A heated discussion ensued in front of the store. Then came the unrolling of a fire hose and — whoosh! Ashes everywhere, as if to cover in soot those who would dare to burn the written word.

Mr. Wayne, 47, and Mr. Leathem, 45, describe themselves as bibliophiles. They say they often sponsor readings at their bookstore and write poetry in their spare time. Mr. Leathem even owns a small publishing company. “We feel the power of language,” he explains. “You don’t get into used books because it’s the most lucrative work.”

Their holiday bonfire was not intended to pay perverse homage to “Fahrenheit 451,” they are quick to say. But to understand, if not embrace, why book lovers would burn books, they say that one must flip back a few pages.

For years Mr. Leathem was a political consultant who worked for, among others, John Ashcroft, the former Republican governor and senator from Missouri and later the attorney general. But by 1997 Mr. Leathem had detected an inner void not filled by politics, so he and a partner opened a bookstore called Prospero’s Books, in a funky corner of the Westport neighborhood.

The partner dropped out and Mr. Wayne stepped in, earning his partnership through sweat equity. Years earlier he had left the world of commercial real estate to save his soul, he says, and now was a jack-of-all-trades, often seen driving around the neighborhood in a rusty 1971 Olds Delta 88 convertible.

Books are just things, paper bricks of commerce taking up room. But they are also holy vessels, containing the written articulation of our experiences and dreams, allowing us to point to an arrangement of words and exclaim: “Yes! That’s it exactly!”

These were the competing realities of books that the partners soon faced. With a sense of responsibility tinged by guilt, they assumed the inventory of other used-book stores giving up the fight, and accepted the books trundled in by students looking to trade or homeowners looking to tidy with a clean conscience. Soon they had accumulated nearly 50,000 books.

The boxes of books filling a basement corner of their 120-year-old brick building eventually were moved to a storage unit costing $150 a month to rent, and then to a basement of a loft building owned by a friend. “You get to the point where it’s truly Sisyphean, and you don’t want to do it any more,” Mr. Wayne says.

The men say they tried to give away books in bulk that were either not selling or in overabundance — to no avail. When a friend was sent to state prison, for example, they tried to donate books to the correctional system, but were denied. When they donated books to a local fund-raising event, some well-meaning person bought up most of those books and left them at the Prospero’s doorstep.

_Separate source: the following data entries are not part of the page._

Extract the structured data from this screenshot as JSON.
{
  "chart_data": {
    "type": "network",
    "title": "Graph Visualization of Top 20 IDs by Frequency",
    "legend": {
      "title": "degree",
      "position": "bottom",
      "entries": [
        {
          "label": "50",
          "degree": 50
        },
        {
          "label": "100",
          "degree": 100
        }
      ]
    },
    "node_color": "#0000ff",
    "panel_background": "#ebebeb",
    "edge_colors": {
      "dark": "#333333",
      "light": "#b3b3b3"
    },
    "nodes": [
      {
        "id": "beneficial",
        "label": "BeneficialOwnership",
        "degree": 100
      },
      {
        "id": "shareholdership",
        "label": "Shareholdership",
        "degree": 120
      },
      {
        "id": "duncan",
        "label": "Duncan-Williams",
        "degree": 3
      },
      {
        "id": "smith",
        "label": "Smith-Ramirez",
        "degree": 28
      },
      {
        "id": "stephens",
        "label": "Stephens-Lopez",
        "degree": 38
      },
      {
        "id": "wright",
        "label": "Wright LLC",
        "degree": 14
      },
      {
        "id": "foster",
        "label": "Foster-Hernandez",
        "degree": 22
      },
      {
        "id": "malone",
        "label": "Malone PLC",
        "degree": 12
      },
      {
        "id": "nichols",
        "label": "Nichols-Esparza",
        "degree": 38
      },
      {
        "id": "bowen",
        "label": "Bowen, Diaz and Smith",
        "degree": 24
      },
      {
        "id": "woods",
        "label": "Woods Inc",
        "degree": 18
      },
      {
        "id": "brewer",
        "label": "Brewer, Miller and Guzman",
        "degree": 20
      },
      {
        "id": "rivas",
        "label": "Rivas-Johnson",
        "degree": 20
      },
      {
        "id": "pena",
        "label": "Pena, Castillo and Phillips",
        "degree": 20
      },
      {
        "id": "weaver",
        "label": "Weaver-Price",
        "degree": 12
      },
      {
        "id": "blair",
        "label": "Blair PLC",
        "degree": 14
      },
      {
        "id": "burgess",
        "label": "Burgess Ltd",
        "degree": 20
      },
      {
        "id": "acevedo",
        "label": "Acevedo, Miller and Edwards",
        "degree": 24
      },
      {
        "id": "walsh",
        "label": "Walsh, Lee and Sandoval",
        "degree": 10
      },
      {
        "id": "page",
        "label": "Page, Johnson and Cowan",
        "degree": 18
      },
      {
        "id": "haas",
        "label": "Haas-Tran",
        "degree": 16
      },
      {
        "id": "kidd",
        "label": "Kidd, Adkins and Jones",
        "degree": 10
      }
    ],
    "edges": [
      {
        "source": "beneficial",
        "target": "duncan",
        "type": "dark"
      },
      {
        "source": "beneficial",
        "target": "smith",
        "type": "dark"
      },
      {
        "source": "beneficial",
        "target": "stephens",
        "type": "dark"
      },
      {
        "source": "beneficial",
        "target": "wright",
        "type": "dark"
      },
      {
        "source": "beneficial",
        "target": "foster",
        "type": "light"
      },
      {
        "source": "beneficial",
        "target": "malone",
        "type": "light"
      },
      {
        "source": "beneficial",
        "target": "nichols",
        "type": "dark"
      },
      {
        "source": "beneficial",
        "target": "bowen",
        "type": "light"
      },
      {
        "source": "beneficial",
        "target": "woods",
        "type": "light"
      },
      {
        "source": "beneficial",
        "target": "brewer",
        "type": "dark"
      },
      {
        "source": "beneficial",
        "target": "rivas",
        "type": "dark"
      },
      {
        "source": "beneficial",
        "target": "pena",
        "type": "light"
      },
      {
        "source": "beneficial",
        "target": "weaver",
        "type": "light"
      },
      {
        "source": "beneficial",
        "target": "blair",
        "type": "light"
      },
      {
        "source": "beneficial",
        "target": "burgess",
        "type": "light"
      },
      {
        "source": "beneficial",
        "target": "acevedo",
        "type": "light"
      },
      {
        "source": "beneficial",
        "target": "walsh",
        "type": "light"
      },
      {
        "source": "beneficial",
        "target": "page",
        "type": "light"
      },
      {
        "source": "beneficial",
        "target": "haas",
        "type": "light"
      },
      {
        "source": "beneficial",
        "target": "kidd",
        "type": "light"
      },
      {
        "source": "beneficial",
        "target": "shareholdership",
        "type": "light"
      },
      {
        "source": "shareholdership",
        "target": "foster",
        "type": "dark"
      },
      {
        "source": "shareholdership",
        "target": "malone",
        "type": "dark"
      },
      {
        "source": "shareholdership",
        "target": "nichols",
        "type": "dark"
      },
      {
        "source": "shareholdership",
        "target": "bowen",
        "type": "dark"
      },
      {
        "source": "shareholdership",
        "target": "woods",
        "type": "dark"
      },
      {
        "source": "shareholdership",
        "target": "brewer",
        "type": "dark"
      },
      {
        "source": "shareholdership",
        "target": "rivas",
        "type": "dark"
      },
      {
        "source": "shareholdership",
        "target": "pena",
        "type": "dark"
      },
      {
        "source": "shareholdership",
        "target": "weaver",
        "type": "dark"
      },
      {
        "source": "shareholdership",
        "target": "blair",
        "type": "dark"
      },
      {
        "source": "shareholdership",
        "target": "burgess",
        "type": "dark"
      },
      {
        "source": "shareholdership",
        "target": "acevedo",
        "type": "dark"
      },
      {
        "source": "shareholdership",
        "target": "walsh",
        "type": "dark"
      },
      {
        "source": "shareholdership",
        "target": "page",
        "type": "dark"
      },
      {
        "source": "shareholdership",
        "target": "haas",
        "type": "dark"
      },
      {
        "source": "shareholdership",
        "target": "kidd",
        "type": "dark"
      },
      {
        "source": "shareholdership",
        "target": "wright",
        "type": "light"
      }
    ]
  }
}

Then, earlier this year, a thought flickered in Mr. Wayne’s head: Burn ’em.

The two book lovers decided they could make a cultural statement about the decline of literary reading in the United States, where, according to the National Endowment for the Arts, fewer than half the adults read even one novel or play or short story a year that is not required for work or school.

They took comfort in knowing that book fairies do not magically make overstock disappear, that books are quietly but routinely destroyed by publishers. And they adopted as their motto a quote they attributed to the poet Joseph Brodsky: “There are worse crimes than burning books. One is not reading them.”

Last Sunday morning they grabbed some boxes from storage, not caring — or, perhaps, not daring — to see which books were being sacrificed. Then, at 4 p.m., and with the cameras of local television stations rolling, they began to burn books they said no one wanted. As they did so, a few people rushed to rescue some books from the piles of literary kindling-in-waiting.

A few days after the book-burning, Mr. Wayne and Mr. Leathem sat in their upstairs office and discussed the blowback: more than 5,000 e-mail messages already, some angry, some sympathetic, many offering to take books off their hands. A soldier in Iraq wrote to say he needed books, and Mr. Leathem wrote back to say he understood, brother, and would be sending along some books for free.

As they talked about the possibility of another “burn,” a cleaning van across the street suddenly burst into flames. The two men watched as the fire quickly consumed the vehicle, popping the windshield, melting the upholstery. It was frightening, and it was only a car.